DKI juga sampai sekarang kan nggak jadi-jadi. Sudah dari setahun atau dua tahun yang lalu sudah mau tender ERP nya, yang kalau kita masuk suatu kawasan kena charge atau ada biaya. Itu juga belum selesai-selesai. Tapi memang itu masih terus studilah. Studi-studi banding sudah dilakukan, testing berbagai model. Tapi tetap harus duduk bareng.

Sejauh ini pilihan Jasa Marga yang mana?
Masing-masing (teknologi) ada lebih dan kurangnya. Ada yang lebih aman tapi lebih mahal. Ada yang lebih murah tapi kok kayaknya lebih bahaya juga. Jadi plus dan minus. Khawatirnya kan yang namanya teknologi juga kontinuitasnya musti terjaga. Jangan sampai sekarang bermanfaat, nanti-nanti nggak bisa. Itu yang harus dipikirkan.

Jadi hitungan besaran investasi sudah ada?
Belum. Di Jasa Marga kita tahu kalau ini seperti ini, itu seperti itu. Kan ini juga belum diputuskan. Kita sendiri sih sudah punya simulasi-simulasinya seperti apa. Simulasi kalau RFID seperti apa, DSRC kayak apa. Pokoknya ada tiga jenis. Cuma kita tetap menunggu keputusan.

Itu adalah alat di depan yang membaca. Tapi kondisi di belakang, mengurus tagihan ke bank, itu juga sesuatu yang harus diselesaikan. Perusahaan ETC nya juga belum dibentuk. Mekanismenya juga belum diketahui, apakah akan ditenderkan, apakah dilibatkan berbagai BUJT atau plus yang lain, itu belum dibentuk.

Portofolio bisnis Jasa Marga saat ini?
Jasa Marga kan proses bisnis utamanya membangun jalan tol, kemudian mengoperasikan tolnya. Waktu saya baru masuk, jumlah konsesinya kalau nggak salah belum 1.260 km. Sekarang sudah 1.527 km. Tapi dari yang sekarang konsesi 1.527 km itu, waktu saya baru masuk di akhir 2016 itu 593 km, sekarang sudah 787 km yang operasi. Jadi masih ada sekitar 500 km lagi yang harus kita bangun dan menunggu dioperasikan.

Dari 20 BUJT Jasa Marga, yang beroperasi baru 10. Yang 10 lagi masih dibangun. Dari 10 yang beroperasi, yang sudah laba baru dua, yaitu W2 (Marga Lingkar Jakarta) dan Bogor Ring Road. Yang lain masih negatif semua (belum nutup investasi).

Kalau konsesi memang akan terus bertambah. Karena visinya Jasa Marga itu memang menjadi pemimpin di bisnis tol ini karena kompetensinya di sana.

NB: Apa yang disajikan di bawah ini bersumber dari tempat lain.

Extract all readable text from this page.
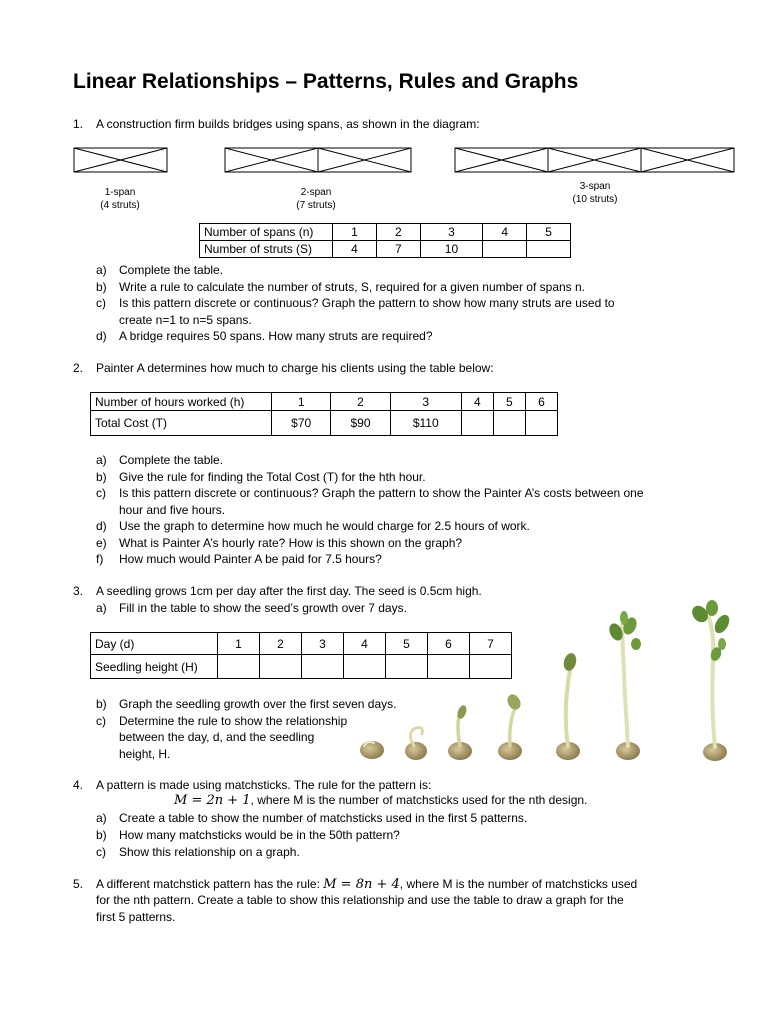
Linear Relationships – Patterns, Rules and Graphs
1. A construction firm builds bridges using spans, as shown in the diagram:
1-span
(4 struts)
2-span
(7 struts)
3-span
(10 struts)
Number of spans (n)	1	2	3	4	5
Number of struts (S)	4	7	10		
a) Complete the table.
b) Write a rule to calculate the number of struts, S, required for a given number of spans n.
c) Is this pattern discrete or continuous? Graph the pattern to show how many struts are used to
create n=1 to n=5 spans.
d) A bridge requires 50 spans. How many struts are required?
2. Painter A determines how much to charge his clients using the table below:
Number of hours worked (h)	1	2	3	4	5	6
Total Cost (T)	$70	$90	$110			
a) Complete the table.
b) Give the rule for finding the Total Cost (T) for the hth hour.
c) Is this pattern discrete or continuous? Graph the pattern to show the Painter A’s costs between one
hour and five hours.
d) Use the graph to determine how much he would charge for 2.5 hours of work.
e) What is Painter A’s hourly rate? How is this shown on the graph?
f) How much would Painter A be paid for 7.5 hours?
3. A seedling grows 1cm per day after the first day. The seed is 0.5cm high.
a) Fill in the table to show the seed’s growth over 7 days.
Day (d)	1	2	3	4	5	6	7
Seedling height (H)							
b) Graph the seedling growth over the first seven days.
c) Determine the rule to show the relationship
between the day, d, and the seedling
height, H.
4. A pattern is made using matchsticks. The rule for the pattern is:
M = 2n + 1, where M is the number of matchsticks used for the nth design.
a) Create a table to show the number of matchsticks used in the first 5 patterns.
b) How many matchsticks would be in the 50th pattern?
c) Show this relationship on a graph.
5. A different matchstick pattern has the rule: M = 8n + 4, where M is the number of matchsticks used
for the nth pattern. Create a table to show this relationship and use the table to draw a graph for the
first 5 patterns.
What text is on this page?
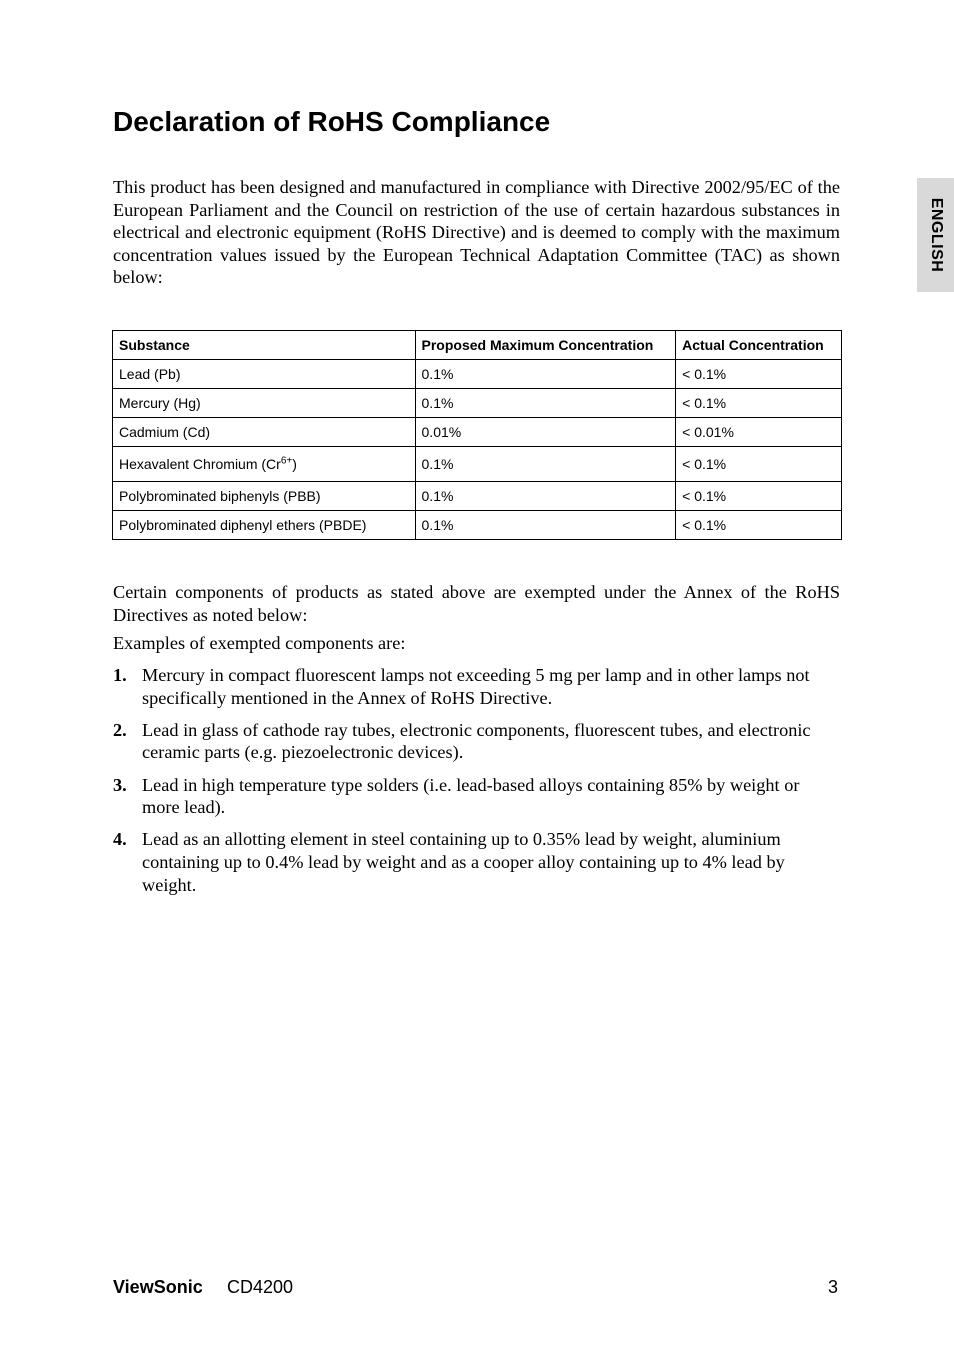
Declaration of RoHS Compliance
ENGLISH

This product has been designed and manufactured in compliance with Directive 2002/95/EC of the European Parliament and the Council on restriction of the use of certain hazardous substances in electrical and electronic equipment (RoHS Directive) and is deemed to comply with the maximum concentration values issued by the European Technical Adaptation Committee (TAC) as shown below:

Substance	Proposed Maximum Concentration	Actual Concentration
Lead (Pb)	0.1%	< 0.1%
Mercury (Hg)	0.1%	< 0.1%
Cadmium (Cd)	0.01%	< 0.01%
Hexavalent Chromium $(Cr^{6+})$	0.1%	< 0.1%
Polybrominated biphenyls (PBB)	0.1%	< 0.1%
Polybrominated diphenyl ethers (PBDE)	0.1%	< 0.1%

Certain components of products as stated above are exempted under the Annex of the RoHS Directives as noted below:

Examples of exempted components are:

1. Mercury in compact fluorescent lamps not exceeding 5 mg per lamp and in other lamps not specifically mentioned in the Annex of RoHS Directive.
2. Lead in glass of cathode ray tubes, electronic components, fluorescent tubes, and electronic ceramic parts (e.g. piezoelectronic devices).
3. Lead in high temperature type solders (i.e. lead-based alloys containing 85% by weight or more lead).
4. Lead as an allotting element in steel containing up to 0.35% lead by weight, aluminium containing up to 0.4% lead by weight and as a cooper alloy containing up to 4% lead by weight.
ViewSonic CD4200	3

Portofolio bisnis di luar jalan tol, memang satu-satunya yang bisa kita angkat itu properti. Kita punya 25 anak usaha, tapi 20 di antaranya itu badan usaha jalan tol, dan 5 nya itu ada Jasamarga Toll Road Operator, Jasamarga Toll Road Maintenance, sama Jasamarga Properti. Nah properti ini yang perlu kita genjot.

Sekarang sudah 787 km yang dioperasikan, dan dari segi pembangunannya banyak juga yang sudah meningkat. Contohnya tahun lalu 31 Oktober 2017 sudah 100% elektronifikasi, sedangkan dari tahun 2009 itu cuma sekitar 20-an persen. Masyarakat kita ternyata kalau nggak dipaksa, nggak mau. Akhirnya keluarlah Permen PU, didorong juga oleh Bank Indonesia, dan akhirnya sekarang sudah 100%. Masyarakat yang tadinya menolak, sekarang sudah merasakan manfaatnya dengan elektronifikasi.